Brazil's volatile election race is thwarting the outgoing administration's push to open one of the country's biggest pre-salt clusters to foreign investors this year.

The Santos basin cluster, known as the transfer of rights (TOR) region, is estimated to hold up to 20bn boe of recoverable reserves, according to some studies, with state-controlled Petrobras already entitled to produce up to 5bn boe of that amount.

Resolving the TOR issue in congress is key to renegotiating a 2010 contract that directly awarded Petrobras the right to produce from the region, part of a watershed R75bn capitalization (worth $42bn at the time of the transaction).

The company and government agencies have been renegotiating the deal since January, but a final revised agreement depends on rules governing Petrobras' ability to sell part of its development rights and how the excess reserves will be handled.
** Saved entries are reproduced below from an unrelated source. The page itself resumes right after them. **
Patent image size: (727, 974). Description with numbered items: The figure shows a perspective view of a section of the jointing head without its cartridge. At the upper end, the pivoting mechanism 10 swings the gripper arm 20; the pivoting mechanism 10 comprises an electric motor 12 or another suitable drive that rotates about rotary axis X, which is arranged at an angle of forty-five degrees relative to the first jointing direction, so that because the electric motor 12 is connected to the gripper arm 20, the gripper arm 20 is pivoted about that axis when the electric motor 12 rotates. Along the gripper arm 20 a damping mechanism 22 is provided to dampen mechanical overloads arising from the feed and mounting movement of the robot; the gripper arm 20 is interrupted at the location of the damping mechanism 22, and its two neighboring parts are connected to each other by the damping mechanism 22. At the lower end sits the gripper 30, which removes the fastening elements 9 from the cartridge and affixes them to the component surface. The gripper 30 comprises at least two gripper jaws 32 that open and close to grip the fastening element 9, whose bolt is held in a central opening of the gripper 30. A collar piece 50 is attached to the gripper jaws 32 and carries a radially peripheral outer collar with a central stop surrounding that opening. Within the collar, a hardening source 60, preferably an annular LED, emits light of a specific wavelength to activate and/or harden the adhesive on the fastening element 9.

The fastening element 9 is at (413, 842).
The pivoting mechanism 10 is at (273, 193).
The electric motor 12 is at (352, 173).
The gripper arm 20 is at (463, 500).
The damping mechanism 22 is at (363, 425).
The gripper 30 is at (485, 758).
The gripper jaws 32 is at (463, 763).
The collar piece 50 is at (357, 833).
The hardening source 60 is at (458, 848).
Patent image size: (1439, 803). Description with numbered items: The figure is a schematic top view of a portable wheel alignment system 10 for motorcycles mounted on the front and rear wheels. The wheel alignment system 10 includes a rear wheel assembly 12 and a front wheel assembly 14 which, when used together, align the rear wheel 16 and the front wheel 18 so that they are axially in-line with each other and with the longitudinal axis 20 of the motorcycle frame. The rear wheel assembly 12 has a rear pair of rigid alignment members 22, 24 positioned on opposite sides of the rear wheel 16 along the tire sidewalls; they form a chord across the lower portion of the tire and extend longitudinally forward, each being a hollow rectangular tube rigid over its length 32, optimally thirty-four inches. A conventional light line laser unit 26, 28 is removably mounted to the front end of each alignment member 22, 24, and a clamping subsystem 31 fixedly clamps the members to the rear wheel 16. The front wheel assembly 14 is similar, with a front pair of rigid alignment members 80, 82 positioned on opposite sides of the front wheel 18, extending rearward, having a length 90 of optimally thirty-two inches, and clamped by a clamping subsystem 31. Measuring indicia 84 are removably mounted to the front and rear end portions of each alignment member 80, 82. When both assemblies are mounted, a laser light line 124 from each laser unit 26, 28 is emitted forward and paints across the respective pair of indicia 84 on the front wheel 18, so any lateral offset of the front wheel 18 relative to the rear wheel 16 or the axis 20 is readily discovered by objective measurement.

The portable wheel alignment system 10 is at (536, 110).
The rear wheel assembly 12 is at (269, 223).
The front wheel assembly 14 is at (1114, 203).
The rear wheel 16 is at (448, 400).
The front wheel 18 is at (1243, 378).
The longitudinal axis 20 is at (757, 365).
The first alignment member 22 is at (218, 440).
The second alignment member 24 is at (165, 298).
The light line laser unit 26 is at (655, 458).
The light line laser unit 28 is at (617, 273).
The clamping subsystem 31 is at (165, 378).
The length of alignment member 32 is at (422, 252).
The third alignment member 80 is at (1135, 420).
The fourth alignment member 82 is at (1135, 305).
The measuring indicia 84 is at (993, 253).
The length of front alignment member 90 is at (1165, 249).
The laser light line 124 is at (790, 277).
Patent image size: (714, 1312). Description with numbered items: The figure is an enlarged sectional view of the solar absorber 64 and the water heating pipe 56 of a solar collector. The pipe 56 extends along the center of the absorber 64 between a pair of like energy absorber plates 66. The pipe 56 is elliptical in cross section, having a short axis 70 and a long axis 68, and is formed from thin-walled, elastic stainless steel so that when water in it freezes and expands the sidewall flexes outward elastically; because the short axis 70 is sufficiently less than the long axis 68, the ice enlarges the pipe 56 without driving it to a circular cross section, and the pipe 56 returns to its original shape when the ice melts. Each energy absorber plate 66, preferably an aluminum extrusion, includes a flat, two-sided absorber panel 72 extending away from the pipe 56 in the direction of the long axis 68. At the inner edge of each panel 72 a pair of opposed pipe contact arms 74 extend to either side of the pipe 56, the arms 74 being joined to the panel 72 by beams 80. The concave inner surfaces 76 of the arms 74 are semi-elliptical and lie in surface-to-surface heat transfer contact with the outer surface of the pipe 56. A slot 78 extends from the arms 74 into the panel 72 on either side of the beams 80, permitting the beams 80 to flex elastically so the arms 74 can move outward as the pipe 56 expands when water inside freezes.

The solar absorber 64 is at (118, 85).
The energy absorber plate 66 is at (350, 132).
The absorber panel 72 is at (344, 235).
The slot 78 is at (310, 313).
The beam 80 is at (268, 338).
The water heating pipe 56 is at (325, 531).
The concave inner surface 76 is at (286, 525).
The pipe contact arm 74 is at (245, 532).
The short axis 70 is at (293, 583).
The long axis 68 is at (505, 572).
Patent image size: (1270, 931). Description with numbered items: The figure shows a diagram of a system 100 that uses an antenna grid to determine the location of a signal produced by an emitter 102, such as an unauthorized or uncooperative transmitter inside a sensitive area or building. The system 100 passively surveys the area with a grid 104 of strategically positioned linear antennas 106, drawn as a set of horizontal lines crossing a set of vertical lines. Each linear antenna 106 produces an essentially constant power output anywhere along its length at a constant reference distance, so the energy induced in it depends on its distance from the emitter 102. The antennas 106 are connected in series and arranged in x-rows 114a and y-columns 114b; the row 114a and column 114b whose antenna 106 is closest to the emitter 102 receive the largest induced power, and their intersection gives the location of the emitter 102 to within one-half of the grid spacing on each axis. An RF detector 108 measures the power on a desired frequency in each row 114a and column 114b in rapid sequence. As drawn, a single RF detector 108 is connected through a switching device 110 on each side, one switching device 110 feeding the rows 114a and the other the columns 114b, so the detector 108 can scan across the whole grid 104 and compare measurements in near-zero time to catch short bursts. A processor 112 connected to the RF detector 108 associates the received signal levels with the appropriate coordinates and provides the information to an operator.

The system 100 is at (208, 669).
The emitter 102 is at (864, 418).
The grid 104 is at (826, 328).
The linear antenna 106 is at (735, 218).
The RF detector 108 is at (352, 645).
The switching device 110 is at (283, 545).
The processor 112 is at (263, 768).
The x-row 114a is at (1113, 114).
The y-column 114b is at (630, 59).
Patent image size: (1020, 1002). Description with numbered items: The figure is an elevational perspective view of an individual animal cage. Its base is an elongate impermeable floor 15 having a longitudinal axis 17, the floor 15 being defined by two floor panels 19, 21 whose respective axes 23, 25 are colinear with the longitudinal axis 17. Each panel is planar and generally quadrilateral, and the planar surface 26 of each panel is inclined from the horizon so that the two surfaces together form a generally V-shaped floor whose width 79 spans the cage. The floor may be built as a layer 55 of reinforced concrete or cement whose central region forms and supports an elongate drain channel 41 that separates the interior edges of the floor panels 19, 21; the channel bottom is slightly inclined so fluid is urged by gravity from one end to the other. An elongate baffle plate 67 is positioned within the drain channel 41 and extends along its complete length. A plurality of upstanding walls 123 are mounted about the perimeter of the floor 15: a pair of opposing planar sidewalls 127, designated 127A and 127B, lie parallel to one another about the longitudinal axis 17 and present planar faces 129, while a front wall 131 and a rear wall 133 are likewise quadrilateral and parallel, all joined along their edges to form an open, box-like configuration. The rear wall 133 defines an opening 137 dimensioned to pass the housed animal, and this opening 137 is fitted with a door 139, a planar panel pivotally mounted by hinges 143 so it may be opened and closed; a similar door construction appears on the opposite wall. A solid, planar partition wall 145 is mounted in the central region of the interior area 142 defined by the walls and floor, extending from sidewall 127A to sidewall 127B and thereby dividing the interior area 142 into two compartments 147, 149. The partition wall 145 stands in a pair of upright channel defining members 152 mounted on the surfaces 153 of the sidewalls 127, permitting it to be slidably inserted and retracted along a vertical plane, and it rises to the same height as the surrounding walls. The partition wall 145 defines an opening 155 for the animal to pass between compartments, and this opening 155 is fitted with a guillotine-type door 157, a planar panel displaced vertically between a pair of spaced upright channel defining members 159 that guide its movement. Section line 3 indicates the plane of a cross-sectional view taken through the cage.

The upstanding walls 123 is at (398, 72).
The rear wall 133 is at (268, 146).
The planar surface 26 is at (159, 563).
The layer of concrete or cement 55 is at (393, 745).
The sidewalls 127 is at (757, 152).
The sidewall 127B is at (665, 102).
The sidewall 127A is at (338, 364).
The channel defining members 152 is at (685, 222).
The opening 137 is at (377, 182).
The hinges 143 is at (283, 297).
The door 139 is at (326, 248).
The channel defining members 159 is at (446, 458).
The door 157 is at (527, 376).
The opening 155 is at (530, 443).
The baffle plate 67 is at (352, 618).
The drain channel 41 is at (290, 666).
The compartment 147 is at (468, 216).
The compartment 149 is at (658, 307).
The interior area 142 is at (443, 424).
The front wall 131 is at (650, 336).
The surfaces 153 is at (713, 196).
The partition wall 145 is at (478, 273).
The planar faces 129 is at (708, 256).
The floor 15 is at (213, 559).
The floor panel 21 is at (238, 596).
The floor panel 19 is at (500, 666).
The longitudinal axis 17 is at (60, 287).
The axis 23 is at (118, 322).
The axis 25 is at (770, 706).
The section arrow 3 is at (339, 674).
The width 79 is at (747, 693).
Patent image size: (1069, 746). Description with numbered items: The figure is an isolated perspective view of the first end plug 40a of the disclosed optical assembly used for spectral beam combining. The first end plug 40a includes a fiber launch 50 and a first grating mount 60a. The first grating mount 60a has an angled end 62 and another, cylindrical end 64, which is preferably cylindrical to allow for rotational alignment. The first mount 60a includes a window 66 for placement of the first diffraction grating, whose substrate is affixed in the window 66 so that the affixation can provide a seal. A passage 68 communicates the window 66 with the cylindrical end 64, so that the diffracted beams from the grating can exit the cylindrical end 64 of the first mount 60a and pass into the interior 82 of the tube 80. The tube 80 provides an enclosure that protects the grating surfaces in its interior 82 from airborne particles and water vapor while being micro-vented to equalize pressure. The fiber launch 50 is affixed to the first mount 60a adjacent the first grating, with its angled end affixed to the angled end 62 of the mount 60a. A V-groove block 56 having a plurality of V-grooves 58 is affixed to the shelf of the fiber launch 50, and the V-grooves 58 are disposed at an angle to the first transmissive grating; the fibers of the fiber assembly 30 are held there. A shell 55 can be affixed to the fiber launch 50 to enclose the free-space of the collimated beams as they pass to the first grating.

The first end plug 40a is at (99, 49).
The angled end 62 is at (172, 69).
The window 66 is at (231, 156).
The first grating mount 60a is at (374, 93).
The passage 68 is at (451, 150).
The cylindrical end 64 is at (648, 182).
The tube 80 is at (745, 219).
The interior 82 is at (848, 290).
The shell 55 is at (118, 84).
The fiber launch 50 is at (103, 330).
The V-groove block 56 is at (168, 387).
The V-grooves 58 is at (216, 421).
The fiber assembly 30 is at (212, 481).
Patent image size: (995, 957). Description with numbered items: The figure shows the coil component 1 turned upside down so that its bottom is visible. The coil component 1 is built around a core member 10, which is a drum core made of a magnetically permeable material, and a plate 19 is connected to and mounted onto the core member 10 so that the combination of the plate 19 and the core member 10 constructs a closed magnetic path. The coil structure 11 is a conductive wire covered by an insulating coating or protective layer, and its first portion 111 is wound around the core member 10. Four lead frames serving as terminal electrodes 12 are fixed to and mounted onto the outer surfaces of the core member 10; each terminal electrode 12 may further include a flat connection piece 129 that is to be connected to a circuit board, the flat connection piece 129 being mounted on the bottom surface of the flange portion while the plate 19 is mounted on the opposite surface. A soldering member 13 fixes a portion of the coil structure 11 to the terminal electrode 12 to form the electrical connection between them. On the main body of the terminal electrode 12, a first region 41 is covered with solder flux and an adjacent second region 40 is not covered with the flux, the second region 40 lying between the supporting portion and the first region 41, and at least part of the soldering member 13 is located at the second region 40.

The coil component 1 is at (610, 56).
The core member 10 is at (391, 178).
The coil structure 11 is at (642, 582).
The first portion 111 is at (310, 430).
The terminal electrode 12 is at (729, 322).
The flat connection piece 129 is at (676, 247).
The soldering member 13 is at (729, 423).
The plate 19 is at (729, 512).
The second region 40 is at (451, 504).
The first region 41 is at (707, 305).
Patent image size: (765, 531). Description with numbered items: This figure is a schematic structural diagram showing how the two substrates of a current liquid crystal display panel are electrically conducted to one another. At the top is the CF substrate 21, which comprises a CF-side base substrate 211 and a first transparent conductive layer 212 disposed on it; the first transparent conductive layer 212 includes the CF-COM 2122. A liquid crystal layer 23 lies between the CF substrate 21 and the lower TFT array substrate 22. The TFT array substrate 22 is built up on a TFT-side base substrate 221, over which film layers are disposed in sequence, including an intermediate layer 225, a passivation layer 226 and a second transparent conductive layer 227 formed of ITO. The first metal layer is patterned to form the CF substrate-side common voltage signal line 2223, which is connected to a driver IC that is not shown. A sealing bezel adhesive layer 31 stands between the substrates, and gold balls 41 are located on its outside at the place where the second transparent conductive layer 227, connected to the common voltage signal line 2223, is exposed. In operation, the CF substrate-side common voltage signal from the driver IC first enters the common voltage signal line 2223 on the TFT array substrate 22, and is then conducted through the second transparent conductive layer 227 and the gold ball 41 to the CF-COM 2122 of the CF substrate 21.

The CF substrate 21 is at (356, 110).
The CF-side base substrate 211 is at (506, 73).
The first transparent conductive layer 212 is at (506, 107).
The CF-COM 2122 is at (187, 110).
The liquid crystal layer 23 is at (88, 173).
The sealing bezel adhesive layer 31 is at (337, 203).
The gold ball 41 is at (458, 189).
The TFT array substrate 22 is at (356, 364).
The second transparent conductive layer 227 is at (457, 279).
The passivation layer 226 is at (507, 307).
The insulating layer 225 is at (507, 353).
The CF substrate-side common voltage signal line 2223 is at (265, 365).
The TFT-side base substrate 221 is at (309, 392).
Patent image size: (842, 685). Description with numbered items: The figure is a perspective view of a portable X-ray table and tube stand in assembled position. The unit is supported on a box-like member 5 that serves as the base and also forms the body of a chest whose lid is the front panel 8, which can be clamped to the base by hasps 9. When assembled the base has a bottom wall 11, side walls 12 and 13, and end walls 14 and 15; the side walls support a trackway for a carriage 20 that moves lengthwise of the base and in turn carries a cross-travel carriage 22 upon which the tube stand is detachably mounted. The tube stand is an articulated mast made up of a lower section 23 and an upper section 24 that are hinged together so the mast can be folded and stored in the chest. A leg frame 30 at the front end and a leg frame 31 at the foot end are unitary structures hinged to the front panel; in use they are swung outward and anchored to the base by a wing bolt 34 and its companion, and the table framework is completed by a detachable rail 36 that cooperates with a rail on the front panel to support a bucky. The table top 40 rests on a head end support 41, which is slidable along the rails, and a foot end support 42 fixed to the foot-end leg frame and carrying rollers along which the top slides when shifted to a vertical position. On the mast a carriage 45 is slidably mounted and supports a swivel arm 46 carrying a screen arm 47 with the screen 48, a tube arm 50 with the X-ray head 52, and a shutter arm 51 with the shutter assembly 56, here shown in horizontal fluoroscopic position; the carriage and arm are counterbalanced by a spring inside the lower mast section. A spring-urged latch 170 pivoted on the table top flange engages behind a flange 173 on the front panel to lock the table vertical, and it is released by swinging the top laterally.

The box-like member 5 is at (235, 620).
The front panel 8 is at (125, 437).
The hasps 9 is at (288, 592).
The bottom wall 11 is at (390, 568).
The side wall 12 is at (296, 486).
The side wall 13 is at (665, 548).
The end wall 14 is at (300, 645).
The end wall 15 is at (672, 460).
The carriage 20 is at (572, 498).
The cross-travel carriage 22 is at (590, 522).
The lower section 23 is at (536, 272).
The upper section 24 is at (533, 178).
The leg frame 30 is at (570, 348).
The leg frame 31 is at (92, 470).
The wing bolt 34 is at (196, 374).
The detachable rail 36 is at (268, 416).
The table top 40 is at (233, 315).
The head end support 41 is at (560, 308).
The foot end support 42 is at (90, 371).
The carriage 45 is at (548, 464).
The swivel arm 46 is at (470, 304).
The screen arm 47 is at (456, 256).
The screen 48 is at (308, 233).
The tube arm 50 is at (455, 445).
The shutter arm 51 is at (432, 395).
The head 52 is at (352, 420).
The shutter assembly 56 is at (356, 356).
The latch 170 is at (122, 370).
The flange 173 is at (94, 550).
Petrobras is likely to be a creditor of more than $12bn, considering the drop in in oil prices since the TOR region was declared commercial in 2014. The government is keen to auction the areas to satisfy the debt it is likely to owe the company.

In July, a bill that would allow Petrobras to sell 70pc of its production rights under the preferential TOR model and authorize the government to auction off the remaining rights under the production-sharing model was passed in the lower house. But the legislation is stuck in the senate and will not be voted in time to hold an auction this year, officials from the mines and energy ministry have conceded.

In an effort to ensure the round will be held in 2019, the national energy policy council CNPE approved a measure yesterday that would allow a draft notice of the auction to be sent to federal audit court TCU for review. Starting next year, the TCU will adopt more rigid licensing rules that risk delaying the round until 2020.

The CNPE measure is one among many the current administration is taking to try to sustain investment momentum in the oil and gas sector regardless of the outcome of next month's election.

The ministry hopes to hold the TOR auction in the second quarter of 2019. The senate is expected to take up the legislation passed in the lower house after general elections end on 28 October.

But the preparations are still subject to the wishes of the incoming administration, and a new president averse to pro-market reforms enacted by unpopular outgoing president Michel Temer could still disrupt upstream auctions planned through 2021.

One of the main presidential candidates, far-right Jair Bolsonaro, is still recovering from a recent assassination attempt, while imprisoned former president Luiz Inacio Lula da Silva, the former frontrunner, is barred from running because of a corruption conviction. Polls have yet to project a winner in the two-phase race that starts on 7 October. But leftist candidates Ciro Gomes and Lula stand-in Fernando Haddad have been gaining ground.